Chabad Rabbi Yehuda Teichtal, a rabbi in Berlin’s official Jewish community, told JTA that he had been to the scene of the attack on Monday night with colleague Rabbi Shmuel Segal to see if they could help. Teichtal told JTA that plans for the annual public menorah lighting ceremony at Berlin’s famous landmark, the Brandenburg Gate,  would go ahead as planned, albeit with higher security.

Teichtal said he hoped that “more people than ever” would come to the event. “We have to have zero tolerance for terrorism and at the same time reach our hands out.”

Expressing sorrow for the victims and their families, Berlin Jewish Community head Gideon Joffe said that Berliners are proud of their tolerant and cosmopolitan city and would fight to keep it that way.

“We can’t let terror determine our lives,” he said, adding that he urged all Berliners to come to the Chabad candlelighting ceremony on Dec. 27, “especially in times like these.”

According to local news reports, the Polish driver of the truck was shot and killed.
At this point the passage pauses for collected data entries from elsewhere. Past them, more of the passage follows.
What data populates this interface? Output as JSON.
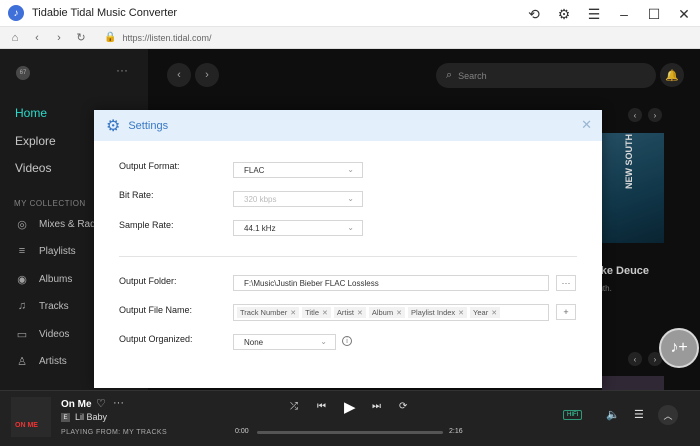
{
  "window": {
    "title": "Tidabie Tidal Music Converter",
    "icons": [
      "history-icon",
      "gear-icon",
      "menu-icon",
      "minimize-icon",
      "maximize-icon",
      "close-icon"
    ]
  },
  "address": {
    "url": "https://listen.tidal.com/"
  },
  "sidebar": {
    "avatar_text": "67",
    "nav": [
      {
        "label": "Home",
        "active": true
      },
      {
        "label": "Explore"
      },
      {
        "label": "Videos"
      }
    ],
    "section_title": "MY COLLECTION",
    "collection": [
      {
        "label": "Mixes & Radio",
        "icon": "mixes-icon"
      },
      {
        "label": "Playlists",
        "icon": "playlists-icon"
      },
      {
        "label": "Albums",
        "icon": "albums-icon"
      },
      {
        "label": "Tracks",
        "icon": "tracks-icon"
      },
      {
        "label": "Videos",
        "icon": "videos-icon"
      },
      {
        "label": "Artists",
        "icon": "artists-icon"
      }
    ]
  },
  "main": {
    "search_placeholder": "Search",
    "album_cover_text": "NEW SOUTH",
    "side_title": "uke Deuce",
    "side_sub": "outh."
  },
  "settings": {
    "title": "Settings",
    "output_format_label": "Output Format:",
    "output_format_value": "FLAC",
    "bit_rate_label": "Bit Rate:",
    "bit_rate_value": "320 kbps",
    "sample_rate_label": "Sample Rate:",
    "sample_rate_value": "44.1 kHz",
    "output_folder_label": "Output Folder:",
    "output_folder_value": "F:\\Music\\Justin Bieber FLAC Lossless",
    "browse_label": "···",
    "file_name_label": "Output File Name:",
    "file_name_tags": [
      "Track Number",
      "Title",
      "Artist",
      "Album",
      "Playlist Index",
      "Year"
    ],
    "add_label": "+",
    "organized_label": "Output Organized:",
    "organized_value": "None"
  },
  "player": {
    "cover_text": "ON ME",
    "song": "On Me",
    "explicit": "E",
    "artist": "Lil Baby",
    "playing_from": "PLAYING FROM: MY TRACKS",
    "time_current": "0:00",
    "time_total": "2:16",
    "progress": 0.0,
    "quality": "HIFI",
    "accent": "#33ffee"
  }
}
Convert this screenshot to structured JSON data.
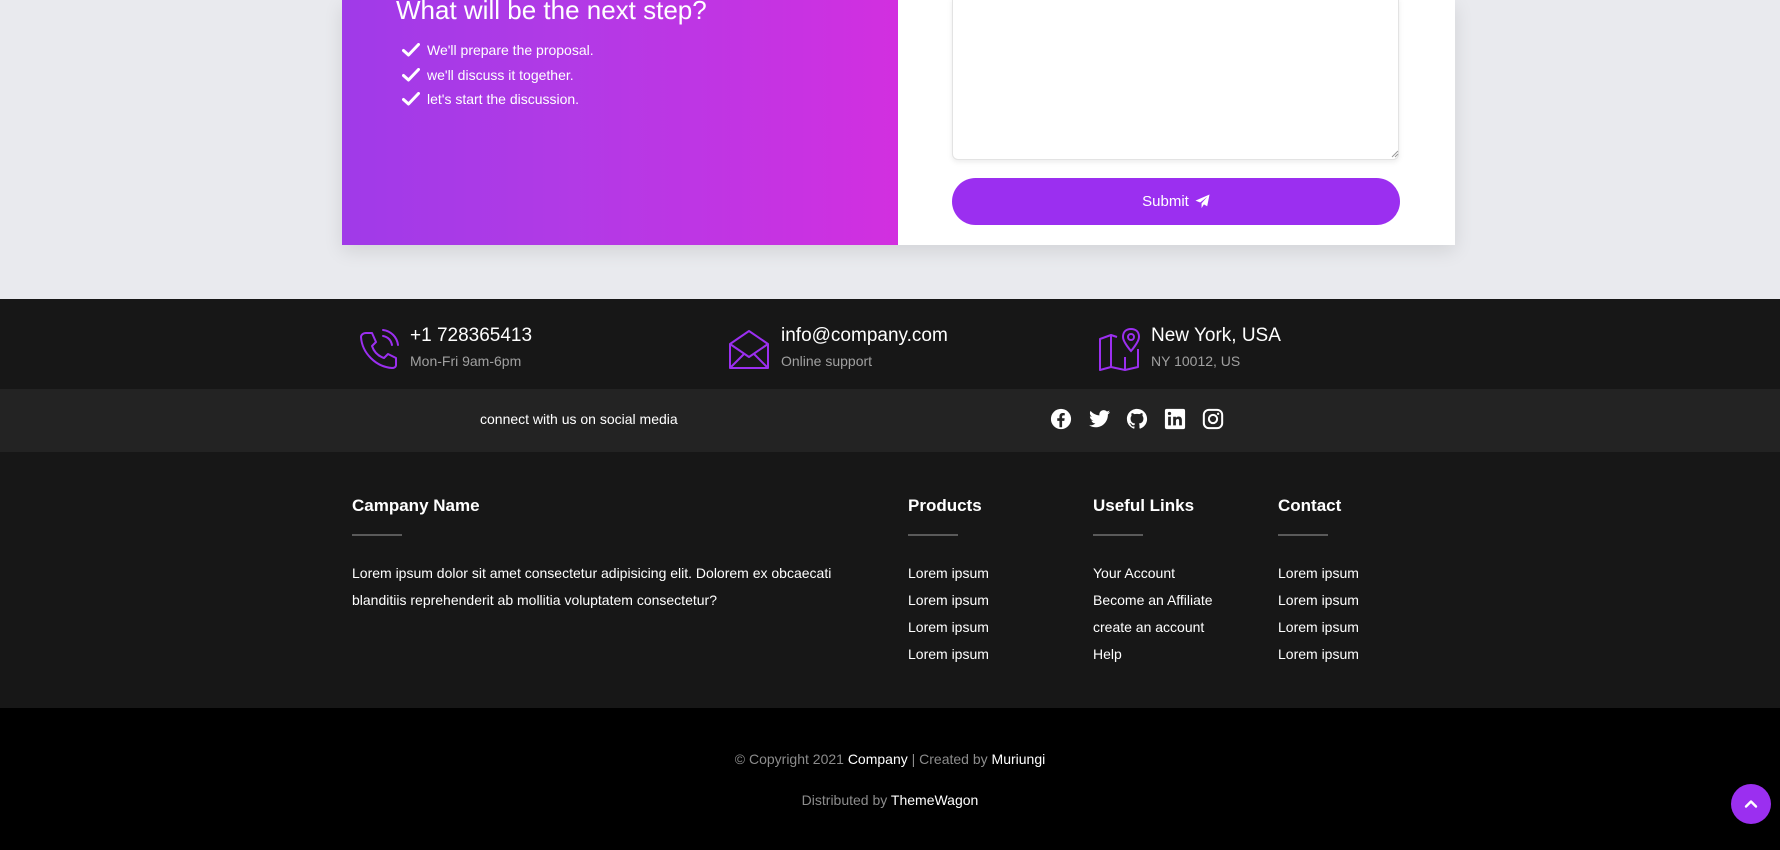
{
  "next_steps": {
    "heading": "What will be the next step?",
    "items": [
      {
        "text": "We'll prepare the proposal."
      },
      {
        "text": "we'll discuss it together."
      },
      {
        "text": "let's start the discussion."
      }
    ]
  },
  "form": {
    "message_value": "",
    "submit_label": "Submit"
  },
  "contact_info": [
    {
      "icon": "phone-icon",
      "title": "+1 728365413",
      "subtitle": "Mon-Fri 9am-6pm"
    },
    {
      "icon": "envelope-icon",
      "title": "info@company.com",
      "subtitle": "Online support"
    },
    {
      "icon": "map-pin-icon",
      "title": "New York, USA",
      "subtitle": "NY 10012, US"
    }
  ],
  "social": {
    "text": "connect with us on social media",
    "icons": [
      "facebook-icon",
      "twitter-icon",
      "github-icon",
      "linkedin-icon",
      "instagram-icon"
    ]
  },
  "footer": {
    "company": {
      "title": "Campany Name",
      "text": "Lorem ipsum dolor sit amet consectetur adipisicing elit. Dolorem ex obcaecati blanditiis reprehenderit ab mollitia voluptatem consectetur?"
    },
    "products": {
      "title": "Products",
      "items": [
        "Lorem ipsum",
        "Lorem ipsum",
        "Lorem ipsum",
        "Lorem ipsum"
      ]
    },
    "useful_links": {
      "title": "Useful Links",
      "items": [
        "Your Account",
        "Become an Affiliate",
        "create an account",
        "Help"
      ]
    },
    "contact": {
      "title": "Contact",
      "items": [
        "Lorem ipsum",
        "Lorem ipsum",
        "Lorem ipsum",
        "Lorem ipsum"
      ]
    }
  },
  "bottom": {
    "copyright_prefix": "© Copyright 2021",
    "company_link": "Company",
    "created_by_text": "| Created by",
    "author_link": "Muriungi",
    "distributed_prefix": "Distributed by",
    "distributor_link": "ThemeWagon"
  },
  "colors": {
    "accent": "#9b2ff0",
    "gradient_start": "#a03ae8",
    "gradient_end": "#d22fe0",
    "footer_bg": "#171717",
    "social_bg": "#232323",
    "bottom_bg": "#000000"
  },
  "back_to_top_icon": "chevron-up-icon"
}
Police arrested one suspect after he tried to flee on foot. He reportedly came to Germany from Pakistan more than a year ago.

Early Tuesday afternoon police announced that the arrested man was not the driver in the deadly attack and that he had been released. Police also said that there is a possibility that the suspected perpetrator remains armed and running loose in the city and called on residents not to go out.

The truck was driven about 80 meters through the Christmas market,  which was filled with holiday shoppers. Berlin police said they believe the incident was not an accident.

The Central Council of Jews in Germany in a statement called the attack “disgusting” and added: “Our thoughts and actions must not be overcome by fear and terror…May the messages of our two holidays give us strength in these difficult hours.”

“We are deeply shocked. Especially in the pre-Christmas period, when our society focuses on values like charity, goodness and peace, our country was once again hit by this disgusting attack,” the group’s statement attributed to President Josef Schuster said.

Israeli Prime Minister Benjamin Netanyahu in a statement issued Tuesday condemned the attack and sent condolences to the families of the people killed and the government of Germany.

“This attack joins [other] reprehensible attacks; terror is spreading everywhere and can be stopped only if we fight it, and we will defeat it, but we will defeat it much quicker if all free nations under attack unite,” Netanyahu said.